Friday, February 27, 2009

revvvvvvv road

"bright visions came to haunt him of a world that could and should have been his, a world of intellect and sensibility that now lay forever mixed in his mind with "the east". in the east, he then believed, a man went to college not for vocational training, but in disciplined search for wisdom and beauty, and nobody over the age of 12 believed that those words were for sissies. in the east, wearing rumpled tweeds & flannels, he could have strolled for hours among ancient elms and clock towers, talking with his friends, and his friends would have been the cream of their generation." -richard yates.
i really connected with this passage from character "Shep" in the richard yates' revolutionary road.
typifies why i fell in love with carolina. why i go weak in the knees for boston. the life i yearn to lead. seems pretty basic, though elitist. am i elitist?

1 comment:

Anonymous said...

It is a great passage, sort of reminiscent of Nick Carraway's summation of Jay Gatsby's dream.
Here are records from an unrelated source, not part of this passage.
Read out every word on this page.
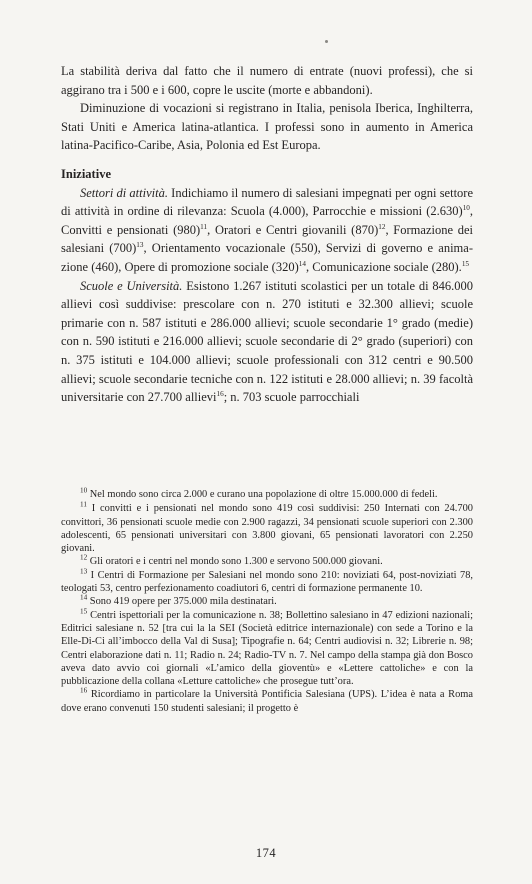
La stabilità deriva dal fatto che il numero di entrate (nuovi professi), che si aggirano tra i 500 e i 600, copre le uscite (morte e abbandoni).

Diminuzione di vocazioni si registrano in Italia, penisola Iberica, Inghilterra, Stati Uniti e America latina-atlantica. I professi sono in aumento in America latina-Pacifico-Caribe, Asia, Polonia ed Est Europa.

Iniziative

Settori di attività. Indichiamo il numero di salesiani impegnati per ogni settore di attività in ordine di rilevanza: Scuola (4.000), Parrocchie e missioni $(2.630)^{10}$, Convitti e pensionati $(980)^{11}$, Oratori e Centri giovanili $(870)^{12}$, Formazione dei salesiani $(700)^{13}$, Orientamento vocazionale (550), Servizi di governo e animazione (460), Opere di promozione sociale $(320)^{14}$, Comunicazione sociale (280).$^{15}$

Scuole e Università. Esistono 1.267 istituti scolastici per un totale di 846.000 allievi così suddivise: prescolare con n. 270 istituti e 32.300 allievi; scuole primarie con n. 587 istituti e 286.000 allievi; scuole secondarie 1° grado (medie) con n. 590 istituti e 216.000 allievi; scuole secondarie di 2° grado (superiori) con n. 375 istituti e 104.000 allievi; scuole professionali con 312 centri e 90.500 allievi; scuole secondarie tecniche con n. 122 istituti e 28.000 allievi; n. 39 facoltà universitarie con 27.700 allievi$^{16}$; n. 703 scuole parrocchiali

$^{10}$ Nel mondo sono circa 2.000 e curano una popolazione di oltre 15.000.000 di fedeli.

$^{11}$ I convitti e i pensionati nel mondo sono 419 così suddivisi: 250 Internati con 24.700 convittori, 36 pensionati scuole medie con 2.900 ragazzi, 34 pensionati scuole superiori con 2.300 adolescenti, 65 pensionati universitari con 3.800 giovani, 65 pensionati lavoratori con 2.250 giovani.

$^{12}$ Gli oratori e i centri nel mondo sono 1.300 e servono 500.000 giovani.

$^{13}$ I Centri di Formazione per Salesiani nel mondo sono 210: noviziati 64, post-noviziati 78, teologati 53, centro perfezionamento coadiutori 6, centri di formazione permanente 10.

$^{14}$ Sono 419 opere per 375.000 mila destinatari.

$^{15}$ Centri ispettoriali per la comunicazione n. 38; Bollettino salesiano in 47 edizioni nazionali; Editrici salesiane n. 52 [tra cui la la SEI (Società editrice internazionale) con sede a Torino e la Elle-Di-Ci all’imbocco della Val di Susa]; Tipografie n. 64; Centri audiovisi n. 32; Librerie n. 98; Centri elaborazione dati n. 11; Radio n. 24; Radio-TV n. 7. Nel campo della stampa già don Bosco aveva dato avvio coi giornali «L’amico della gioventù» e «Lettere cattoliche» e con la pubblicazione della collana «Letture cattoliche» che prosegue tutt’ora.

$^{16}$ Ricordiamo in particolare la Università Pontificia Salesiana (UPS). L’idea è nata a Roma dove erano convenuti 150 studenti salesiani; il progetto è

174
Yates himself knew better than to credit "elitism," and one of the morals of Rev Rd, I think, is Shep's discovery, after losing April, that there is no place like home.

You should read A TRAGIC HONESTY by Blake Bailey, about Yates's life--which enriches a reading of all his "fiction." You might also enjoy my SAFE SUICIDE, partly a memoir of my friendship with Yates (see www.dewitthenry.com/works.htm). To some degree I have lived a academic and intellectual life in Boston, and nothing like Shep's glamorized version. Yates, in fact, encouraged me to marry and settle here.